Foxconn might not be a company that is at the forefront of most American minds, but the products they create most certainly are.
Christmas might not have been the same without considering purchases of Apple’s iPhone, some of Amazon’s Kindle products, or Microsoft’s Xbox to name but a few. The Taiwan-based company is the world’s leader in contract manufacturing of electronics with a market cap north of $100 billion; they have also become the third largest employer in the world with 1.3 million, which makes the following news that much more troubling.
Foxconn first rose to some level of notoriety – indeed infamy – when reports of human rights violations began to surface in the early part of this decade. Foxconn chose to remedy a spike in worker suicides during 2010-2011 at one of their Chinese plants by installing “suicide nets” so those subjected to slave-like conditions could remain on the plantation. Nevertheless, 2,000 workers rioted in 2012 amid charges of abuse by security guards making it doubtful that conditions had improved.
Now with the rise in automation, Foxconn is leading the way toward eliminating the need to deal with human employees altogether, demonstrating that the race to the bottom might end in factories filled exclusively with robots.
The general manager of Foxconn’s “automation committee,” Dai Jia-peng, recently discussed a three-phase plan to convert the human workforce into “Foxbots.”
Phase 1: “plans involve replacing the work that is either dangerous or involves repetitious labor humans are unwilling to do.” (Like the stuff that presumably could lead one being killed on the job or committing suicide – N.W.)
Phase 2: “involves improving efficiency by streamlining production lines to reduce the number of excess robots in use.”
Phase 3: “involves automating entire factories, ‘with only a minimal number of workers assigned for production, logistics, testing, and inspection processes,’ according to Jia-peng.”
The program already has been implemented and is showing results. Melissa Dykes reported earlier this year that Foxconn had successfully eliminated 60,000 employees at just one of their factories. The three phases listed above are expected by Jia-peng to result in a 30% automation at all of its 12 Chinese factories as soon as 2020.
However, Foxconn is merely the canary in the coal of mine of the global outsourcing of humans to machines that is accelerating rapidly as we transition into the new year, and some experts estimate could see all of us outsourced by 2045. This might be the reason why automation has become such a prominent topic of the economic elite and its corporate media public relations arm. A once-outlandish proposal such as a Universal Basic Income is now being seriously considered, and has even entered the pilot stage in countries such as Finland and Scotland.
In a 2014 economic conference at Davos, Switzerland, an expert in artificial intelligence and machine learning, Jeremy Howard, stated flatly that we are about to encounter conditions akin to those that occurred after the Industrial Revolution and preparations for the upheaval need to be made.

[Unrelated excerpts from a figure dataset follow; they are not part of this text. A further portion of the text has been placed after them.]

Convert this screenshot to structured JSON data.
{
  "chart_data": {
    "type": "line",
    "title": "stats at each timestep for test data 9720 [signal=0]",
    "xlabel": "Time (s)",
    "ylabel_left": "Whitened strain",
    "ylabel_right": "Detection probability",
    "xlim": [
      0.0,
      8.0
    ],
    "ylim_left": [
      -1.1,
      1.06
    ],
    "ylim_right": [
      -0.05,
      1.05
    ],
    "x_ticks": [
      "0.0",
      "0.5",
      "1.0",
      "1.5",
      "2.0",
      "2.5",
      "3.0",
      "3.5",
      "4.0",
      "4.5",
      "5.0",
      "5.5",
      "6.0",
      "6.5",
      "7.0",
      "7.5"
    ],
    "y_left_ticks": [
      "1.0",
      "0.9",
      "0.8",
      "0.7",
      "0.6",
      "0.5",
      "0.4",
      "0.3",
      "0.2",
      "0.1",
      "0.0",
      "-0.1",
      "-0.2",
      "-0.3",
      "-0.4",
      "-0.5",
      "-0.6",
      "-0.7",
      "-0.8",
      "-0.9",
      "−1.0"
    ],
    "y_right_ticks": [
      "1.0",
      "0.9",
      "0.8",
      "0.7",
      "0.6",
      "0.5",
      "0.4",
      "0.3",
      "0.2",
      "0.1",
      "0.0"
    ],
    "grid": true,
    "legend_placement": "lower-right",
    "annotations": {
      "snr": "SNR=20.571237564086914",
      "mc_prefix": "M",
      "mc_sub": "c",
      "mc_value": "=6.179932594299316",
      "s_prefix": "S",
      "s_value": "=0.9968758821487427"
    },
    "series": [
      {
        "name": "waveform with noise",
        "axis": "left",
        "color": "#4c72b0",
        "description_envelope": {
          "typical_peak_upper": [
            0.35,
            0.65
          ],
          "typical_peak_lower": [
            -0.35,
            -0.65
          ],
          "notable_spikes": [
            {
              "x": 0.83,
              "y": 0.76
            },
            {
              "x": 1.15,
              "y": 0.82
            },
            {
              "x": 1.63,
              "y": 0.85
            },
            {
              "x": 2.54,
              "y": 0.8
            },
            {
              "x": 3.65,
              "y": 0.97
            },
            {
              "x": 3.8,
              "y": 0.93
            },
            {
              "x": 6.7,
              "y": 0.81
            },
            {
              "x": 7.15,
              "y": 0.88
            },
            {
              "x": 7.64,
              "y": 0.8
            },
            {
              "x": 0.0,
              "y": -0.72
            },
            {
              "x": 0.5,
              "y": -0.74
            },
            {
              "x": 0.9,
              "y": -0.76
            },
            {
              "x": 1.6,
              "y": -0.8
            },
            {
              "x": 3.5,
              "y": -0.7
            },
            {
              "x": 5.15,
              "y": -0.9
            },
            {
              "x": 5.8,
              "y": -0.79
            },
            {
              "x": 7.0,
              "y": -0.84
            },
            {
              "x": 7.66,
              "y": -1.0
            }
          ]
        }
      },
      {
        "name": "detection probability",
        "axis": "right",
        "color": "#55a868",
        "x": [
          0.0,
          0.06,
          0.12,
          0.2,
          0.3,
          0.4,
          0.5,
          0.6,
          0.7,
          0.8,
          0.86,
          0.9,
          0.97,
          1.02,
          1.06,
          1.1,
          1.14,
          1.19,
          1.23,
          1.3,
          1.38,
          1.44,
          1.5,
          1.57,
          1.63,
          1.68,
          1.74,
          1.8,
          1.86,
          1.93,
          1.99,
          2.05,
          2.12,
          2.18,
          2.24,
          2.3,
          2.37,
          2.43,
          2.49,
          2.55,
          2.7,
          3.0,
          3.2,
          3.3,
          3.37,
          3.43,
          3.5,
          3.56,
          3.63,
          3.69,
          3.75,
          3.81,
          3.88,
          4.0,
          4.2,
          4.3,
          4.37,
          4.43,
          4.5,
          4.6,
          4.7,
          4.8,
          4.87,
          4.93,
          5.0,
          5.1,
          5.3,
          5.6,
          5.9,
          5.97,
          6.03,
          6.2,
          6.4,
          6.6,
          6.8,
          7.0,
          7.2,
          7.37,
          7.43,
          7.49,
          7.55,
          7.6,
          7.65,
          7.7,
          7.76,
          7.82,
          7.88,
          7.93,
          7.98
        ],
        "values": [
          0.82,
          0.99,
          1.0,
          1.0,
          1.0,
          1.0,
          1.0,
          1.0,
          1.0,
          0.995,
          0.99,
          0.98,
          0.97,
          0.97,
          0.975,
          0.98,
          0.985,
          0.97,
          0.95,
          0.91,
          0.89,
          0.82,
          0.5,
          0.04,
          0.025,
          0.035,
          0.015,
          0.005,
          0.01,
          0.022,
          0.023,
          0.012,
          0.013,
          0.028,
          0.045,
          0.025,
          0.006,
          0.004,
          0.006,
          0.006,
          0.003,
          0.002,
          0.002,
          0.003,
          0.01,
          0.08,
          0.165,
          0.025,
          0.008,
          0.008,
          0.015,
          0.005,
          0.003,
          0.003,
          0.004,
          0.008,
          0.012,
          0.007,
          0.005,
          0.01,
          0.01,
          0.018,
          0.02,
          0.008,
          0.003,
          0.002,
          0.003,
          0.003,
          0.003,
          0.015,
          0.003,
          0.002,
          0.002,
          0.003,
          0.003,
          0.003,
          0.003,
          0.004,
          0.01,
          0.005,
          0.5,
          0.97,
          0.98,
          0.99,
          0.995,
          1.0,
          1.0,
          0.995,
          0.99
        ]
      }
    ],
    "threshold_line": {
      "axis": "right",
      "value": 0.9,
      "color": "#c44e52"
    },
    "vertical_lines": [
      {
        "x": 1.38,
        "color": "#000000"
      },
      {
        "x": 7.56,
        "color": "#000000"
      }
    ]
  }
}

Aforementioned researcher, Melissa Dykes, has been tracking the even longer road that the elites seem to have been paving as humans are now rushed toward their inevitable economic extinction. Melissa and Aaron Dykes have created a must-see mini-documentary titled Obsolete that highlights the historical context of how we have arrived at this point. They present troubling connections between the philosophy of the elite and their methods for managing a human population that will have far less relevance in the burgeoning machine-driven world.